Some of his Cook’s are obvious. Complex systems are intrinsically hazardous systems. Complex systems are heavily and successfully defended against failure. Catastrophe requires multiple failures – single point failures are not enough.
Others are surprising. Catastrophe is always just around the corner. Humans are both the producer and the defenders against failure. All practitioner actions are gambles. Change introduces new forms of failure.
All of this applies to software. Every company is becoming a software company. Every company relies on software to make money. If that software fails, companies lose money. Gremlin solves that problem. Gremlin instills resiliency through orchestrated chaos.
Kolton and Matt, the founders of Gremlin, understand deeply the challenges of operating colossal webscale systems. They lived it at Amazon, Salesforce and Netflix.

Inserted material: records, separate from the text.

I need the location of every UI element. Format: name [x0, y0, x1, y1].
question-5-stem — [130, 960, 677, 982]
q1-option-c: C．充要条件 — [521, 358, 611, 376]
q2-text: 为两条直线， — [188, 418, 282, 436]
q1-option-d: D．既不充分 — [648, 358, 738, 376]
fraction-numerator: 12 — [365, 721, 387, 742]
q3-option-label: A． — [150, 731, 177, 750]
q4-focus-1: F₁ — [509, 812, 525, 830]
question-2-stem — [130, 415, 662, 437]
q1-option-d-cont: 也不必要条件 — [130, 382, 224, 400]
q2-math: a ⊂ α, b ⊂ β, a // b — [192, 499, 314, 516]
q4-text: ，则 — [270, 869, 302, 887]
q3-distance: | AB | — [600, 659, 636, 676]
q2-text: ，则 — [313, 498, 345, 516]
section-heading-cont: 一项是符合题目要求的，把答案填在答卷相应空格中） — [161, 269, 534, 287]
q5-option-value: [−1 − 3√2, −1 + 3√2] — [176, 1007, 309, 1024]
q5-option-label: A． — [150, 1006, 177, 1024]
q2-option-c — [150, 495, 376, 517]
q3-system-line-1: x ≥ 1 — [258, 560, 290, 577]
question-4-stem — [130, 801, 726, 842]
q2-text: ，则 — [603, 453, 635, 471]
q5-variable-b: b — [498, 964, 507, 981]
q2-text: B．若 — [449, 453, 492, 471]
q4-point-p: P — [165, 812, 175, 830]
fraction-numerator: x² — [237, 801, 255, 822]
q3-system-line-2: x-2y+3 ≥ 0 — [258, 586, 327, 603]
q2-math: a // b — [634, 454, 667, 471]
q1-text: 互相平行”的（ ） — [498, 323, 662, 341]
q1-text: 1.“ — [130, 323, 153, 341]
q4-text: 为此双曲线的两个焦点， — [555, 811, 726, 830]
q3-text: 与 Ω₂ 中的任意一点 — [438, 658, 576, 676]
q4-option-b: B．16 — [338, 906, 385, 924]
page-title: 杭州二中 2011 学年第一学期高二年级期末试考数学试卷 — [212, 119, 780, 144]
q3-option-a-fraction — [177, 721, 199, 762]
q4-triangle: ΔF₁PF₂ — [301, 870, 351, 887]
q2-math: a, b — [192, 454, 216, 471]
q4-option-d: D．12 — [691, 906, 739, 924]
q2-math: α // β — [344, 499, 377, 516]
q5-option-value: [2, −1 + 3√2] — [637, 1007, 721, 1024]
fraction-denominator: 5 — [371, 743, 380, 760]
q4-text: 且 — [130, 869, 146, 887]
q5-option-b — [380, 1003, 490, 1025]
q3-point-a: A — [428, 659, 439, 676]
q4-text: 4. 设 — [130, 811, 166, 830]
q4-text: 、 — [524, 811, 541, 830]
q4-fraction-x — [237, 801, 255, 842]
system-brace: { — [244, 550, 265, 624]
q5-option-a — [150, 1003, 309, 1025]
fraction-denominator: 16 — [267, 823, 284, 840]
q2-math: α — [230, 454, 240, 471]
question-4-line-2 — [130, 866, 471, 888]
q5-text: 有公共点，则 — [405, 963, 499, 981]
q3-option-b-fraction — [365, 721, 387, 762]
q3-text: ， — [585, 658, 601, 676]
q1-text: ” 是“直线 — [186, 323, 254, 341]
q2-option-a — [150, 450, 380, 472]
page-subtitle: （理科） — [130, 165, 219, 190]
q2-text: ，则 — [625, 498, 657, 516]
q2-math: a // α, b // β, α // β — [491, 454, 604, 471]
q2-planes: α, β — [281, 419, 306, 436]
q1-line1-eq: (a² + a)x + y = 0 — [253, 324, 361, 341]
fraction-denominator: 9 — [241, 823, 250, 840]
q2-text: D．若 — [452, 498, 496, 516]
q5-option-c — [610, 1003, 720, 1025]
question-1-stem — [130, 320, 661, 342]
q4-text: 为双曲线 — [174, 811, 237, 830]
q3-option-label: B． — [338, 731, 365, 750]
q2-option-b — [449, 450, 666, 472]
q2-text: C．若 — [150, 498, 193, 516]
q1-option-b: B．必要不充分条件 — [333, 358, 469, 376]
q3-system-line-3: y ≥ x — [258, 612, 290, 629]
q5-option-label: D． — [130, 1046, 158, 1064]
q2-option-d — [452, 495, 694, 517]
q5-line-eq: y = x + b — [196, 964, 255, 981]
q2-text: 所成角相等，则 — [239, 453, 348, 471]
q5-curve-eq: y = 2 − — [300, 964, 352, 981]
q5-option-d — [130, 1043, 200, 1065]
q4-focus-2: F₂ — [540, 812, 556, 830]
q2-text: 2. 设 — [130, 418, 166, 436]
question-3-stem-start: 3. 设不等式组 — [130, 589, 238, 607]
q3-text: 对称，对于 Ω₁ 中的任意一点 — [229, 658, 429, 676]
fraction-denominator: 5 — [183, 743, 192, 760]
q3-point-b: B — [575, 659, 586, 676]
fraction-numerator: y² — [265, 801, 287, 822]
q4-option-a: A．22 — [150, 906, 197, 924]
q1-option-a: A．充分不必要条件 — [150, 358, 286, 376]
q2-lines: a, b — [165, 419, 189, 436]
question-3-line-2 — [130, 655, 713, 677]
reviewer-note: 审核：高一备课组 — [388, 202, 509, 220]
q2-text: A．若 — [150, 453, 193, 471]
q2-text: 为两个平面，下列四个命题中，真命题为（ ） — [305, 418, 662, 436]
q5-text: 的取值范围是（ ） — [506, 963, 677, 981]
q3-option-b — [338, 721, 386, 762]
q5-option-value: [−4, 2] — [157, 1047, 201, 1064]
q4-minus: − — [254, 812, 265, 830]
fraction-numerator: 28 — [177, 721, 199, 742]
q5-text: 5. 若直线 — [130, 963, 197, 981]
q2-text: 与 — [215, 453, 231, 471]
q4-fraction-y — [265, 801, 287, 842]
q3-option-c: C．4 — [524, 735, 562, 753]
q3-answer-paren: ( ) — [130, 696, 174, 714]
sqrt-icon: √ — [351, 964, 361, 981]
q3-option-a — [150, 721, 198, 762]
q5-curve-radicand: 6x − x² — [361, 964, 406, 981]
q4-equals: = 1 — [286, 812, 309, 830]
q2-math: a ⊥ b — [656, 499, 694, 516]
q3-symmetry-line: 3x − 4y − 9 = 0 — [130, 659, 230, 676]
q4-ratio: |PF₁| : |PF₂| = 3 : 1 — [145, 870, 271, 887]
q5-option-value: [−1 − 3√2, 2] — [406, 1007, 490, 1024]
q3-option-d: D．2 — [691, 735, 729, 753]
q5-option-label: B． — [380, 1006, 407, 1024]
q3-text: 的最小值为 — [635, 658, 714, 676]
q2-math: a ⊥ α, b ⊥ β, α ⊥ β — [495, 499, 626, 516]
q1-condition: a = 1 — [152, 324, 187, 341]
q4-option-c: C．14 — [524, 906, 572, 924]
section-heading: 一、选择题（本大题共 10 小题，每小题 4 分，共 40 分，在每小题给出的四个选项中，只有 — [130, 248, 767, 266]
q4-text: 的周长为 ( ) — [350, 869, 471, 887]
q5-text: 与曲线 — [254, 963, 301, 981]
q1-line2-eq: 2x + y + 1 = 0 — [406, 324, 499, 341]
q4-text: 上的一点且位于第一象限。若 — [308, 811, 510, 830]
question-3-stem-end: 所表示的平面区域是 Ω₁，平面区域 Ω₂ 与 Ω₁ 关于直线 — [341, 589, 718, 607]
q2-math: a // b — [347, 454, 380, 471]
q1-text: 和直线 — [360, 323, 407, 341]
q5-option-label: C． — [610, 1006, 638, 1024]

To achieve ever greater uptime in those organizations, they leveraged chaos engineering.
Chaos engineering is the discipline of introducing failure into a software system on purpose to identify why, how and when it might break in the future; and then fixing it. Chaos teams start small, with experiments challenging the resilience of a single server or virtual machine. As the team gains confidence in their infrastructure, these experiments grow in scope.
Gremlin’s software provides the platform for planning and executing these experiments, understanding the impacts and identifying the right next steps to fix issues before they arise. Companies like Twilio, Expedia and Under Armour use their technology today to fight the failure Dr. Cook observed in complex systems.
We’re thrilled to partner with Gremlin, and work with Kolton and Matt to scale their business and bring the discipline and benefits of chaos engineering to many more companies.